Arkansas makes gun-permit records private under new law
LITTLE ROCK, Arkansas
LITTLE ROCK, Arkansas (Reuters) - Arkansas on Friday became the latest state to exempt from public disclosure the names and zip codes of gun owners, those with permits to carry concealed weapons and applicants for gun permits.
The measure, signed into law by the state's lieutenant governor, came in response to a New York newspaper's decision late last year to publish the names and addresses of thousands of gun permit holders on its website after 26 people were killed in a shooting rampage at an elementary school in Connecticut.
In a rare maneuver allowed under Arkansas law, Lieutenant Governor Mark Darr, a Republican, signed the bill into law while Democratic Governor Mike Beebe was attending a National Governors Association meeting in Washington.

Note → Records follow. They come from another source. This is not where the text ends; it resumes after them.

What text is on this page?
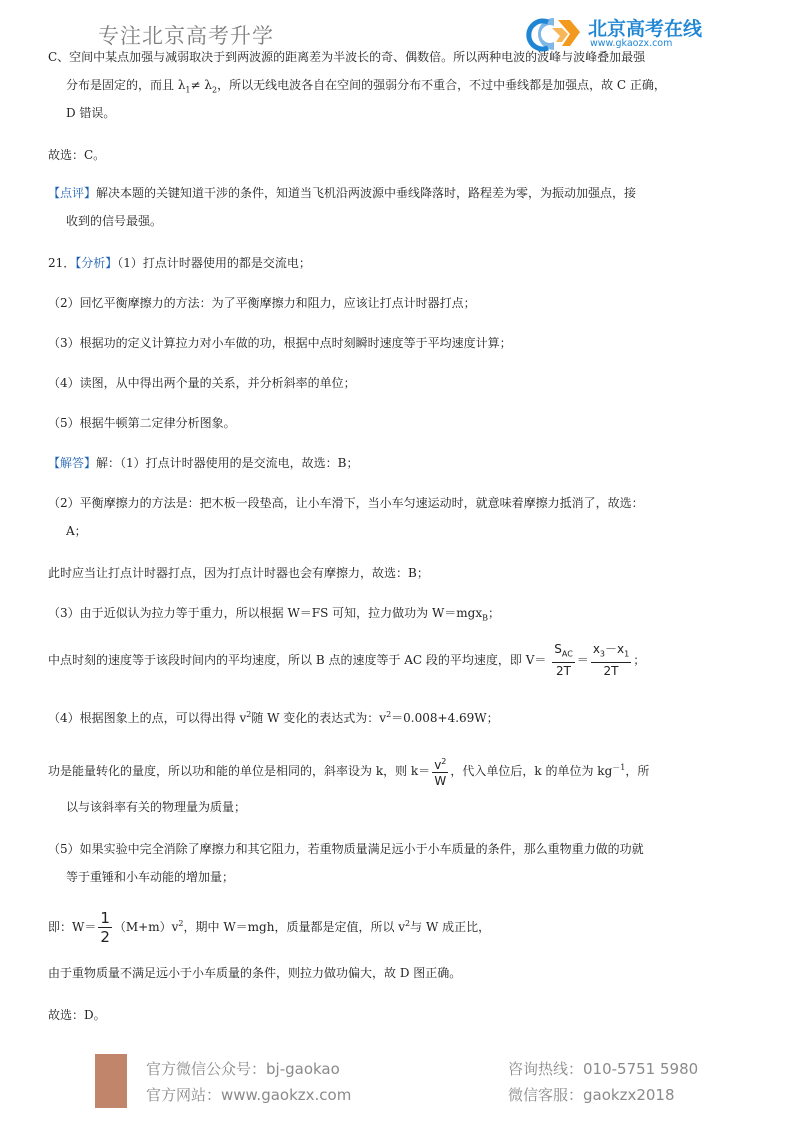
专注北京高考升学	北京高考在线
www.gkaozx.com
C、空间中某点加强与减弱取决于到两波源的距离差为半波长的奇、偶数倍。所以两种电波的波峰与波峰叠加最强
分布是固定的，而且 $\lambda_1\ne \lambda_2$，所以无线电波各自在空间的强弱分布不重合，不过中垂线都是加强点，故 C 正确，
D 错误。
故选：C。
【点评】解决本题的关键知道干涉的条件，知道当飞机沿两波源中垂线降落时，路程差为零，为振动加强点，接
收到的信号最强。
21．【分析】（1）打点计时器使用的都是交流电；
（2）回忆平衡摩擦力的方法：为了平衡摩擦力和阻力，应该让打点计时器打点；
（3）根据功的定义计算拉力对小车做的功，根据中点时刻瞬时速度等于平均速度计算；
（4）读图，从中得出两个量的关系，并分析斜率的单位；
（5）根据牛顿第二定律分析图象。
【解答】解：（1）打点计时器使用的是交流电，故选：B；
（2）平衡摩擦力的方法是：把木板一段垫高，让小车滑下，当小车匀速运动时，就意味着摩擦力抵消了，故选：
A；
此时应当让打点计时器打点，因为打点计时器也会有摩擦力，故选：B；
（3）由于近似认为拉力等于重力，所以根据 W＝FS 可知，拉力做功为 W＝mgx$_B$；
中点时刻的速度等于该段时间内的平均速度，所以 B 点的速度等于 AC 段的平均速度，即 $V= \frac{S_{AC}}{2T} = \frac{x_3-x_1}{2T}$ ；
（4）根据图象上的点，可以得出得 $v^2$随 W 变化的表达式为：$v^2=0.008+4.69W$；
功是能量转化的量度，所以功和能的单位是相同的，斜率设为 k，则 $k= \frac{v^2}{W}$ ，代入单位后，k 的单位为 $kg^{-1}$，所
以与该斜率有关的物理量为质量；
（5）如果实验中完全消除了摩擦力和其它阻力，若重物质量满足远小于小车质量的条件，那么重物重力做的功就
等于重锤和小车动能的增加量；
即：$W= \frac{1}{2} (M+m)v^2$，期中 W＝mgh，质量都是定值，所以 $v^2$与 W 成正比，
由于重物质量不满足远小于小车质量的条件，则拉力做功偏大，故 D 图正确。
故选：D。
官方微信公众号：bj-gaokao
官方网站：www.gaokzx.com
咨询热线：010-5751 5980
微信客服：gaokzx2018
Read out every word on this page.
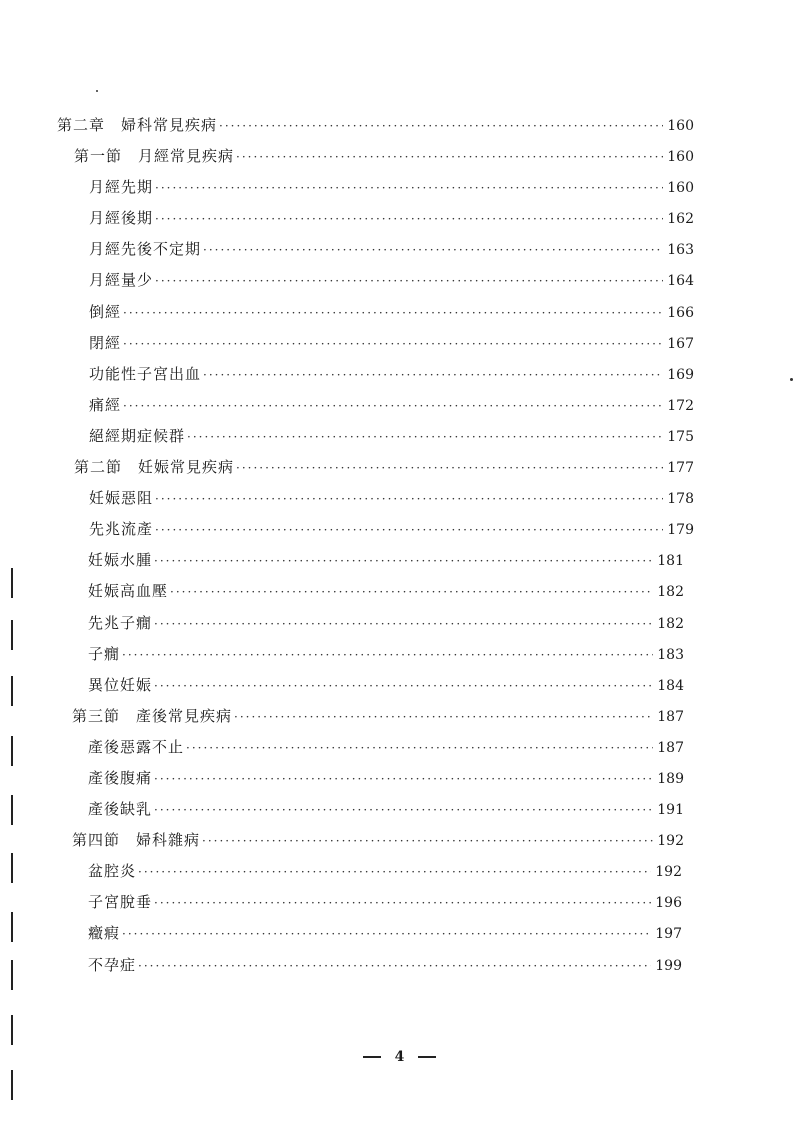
第二章　婦科常見疾病 ·····	160
第一節　月經常見疾病 ·····	160
月經先期 ·····	160
月經後期 ·····	162
月經先後不定期 ·····	163
月經量少 ·····	164
倒經 ·····	166
閉經 ·····	167
功能性子宮出血 ·····	169
痛經 ·····	172
絕經期症候群 ·····	175
第二節　妊娠常見疾病 ·····	177
妊娠惡阻 ·····	178
先兆流產 ·····	179
妊娠水腫 ·····	181
妊娠高血壓 ·····	182
先兆子癇 ·····	182
子癇 ·····	183
異位妊娠 ·····	184
第三節　產後常見疾病 ·····	187
產後惡露不止 ·····	187
產後腹痛 ·····	189
產後缺乳 ·····	191
第四節　婦科雜病 ·····	192
盆腔炎 ·····	192
子宮脫垂 ·····	196
癥瘕 ·····	197
不孕症 ·····	199
4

Voters elect the governor and lieutenant governor separately in Arkansas and state law empowers the lieutenant governor to take such an action if the governor is out of state.
"The governor does not condone the signing," spokesman Matt DeCample said. "However, with the unique circumstances surrounding this bill, we do not plan to raise any objections."
Beebe had opposed the bill, but said this week he would allow it to take effect without his signature on Monday.
Darr said that public release of the records threatened the safety and property of permit holders.
"Having been an outspoken advocate for Second Amendment rights, I felt passionately that there should be no delays in signing this bill into law," Darr said in a statement.
The power to act in the governor's absence was used notably in 1993 when the state Senate president pro tem pardoned two convicts and granted clemency to two others. The governor was attending Bill Clinton's presidential inauguration and the lieutenant governor's post was vacant, pending a special election.
About 130,000 Arkansas residents have concealed weapons licenses and the law immediately made their records and those of people applying for licenses private.
The Arkansas Press Association and other media groups opposed the new state law.
The Journal News, which serves suburbs north of New York City in Westchester and Rockland counties, pulled the gun permit information from its website in January after New York approved restrictions similar to Arkansas' along with expanded gun-control measures.
Kansas, Oregon, South Carolina and Kentucky also have similar laws, according to the National Conference of State Legislatures.
Nicholas Stehle, a board member at the Arkansas Carry gun rights advocacy group that supported the measure, praised Darr's signing of the bill.
"People who are doing nothing more than exercising their constitutional rights shouldn't have to worry about their personal information being accessed or appearing on a list visible to everyone, including people who might mean them harm," Stehle said.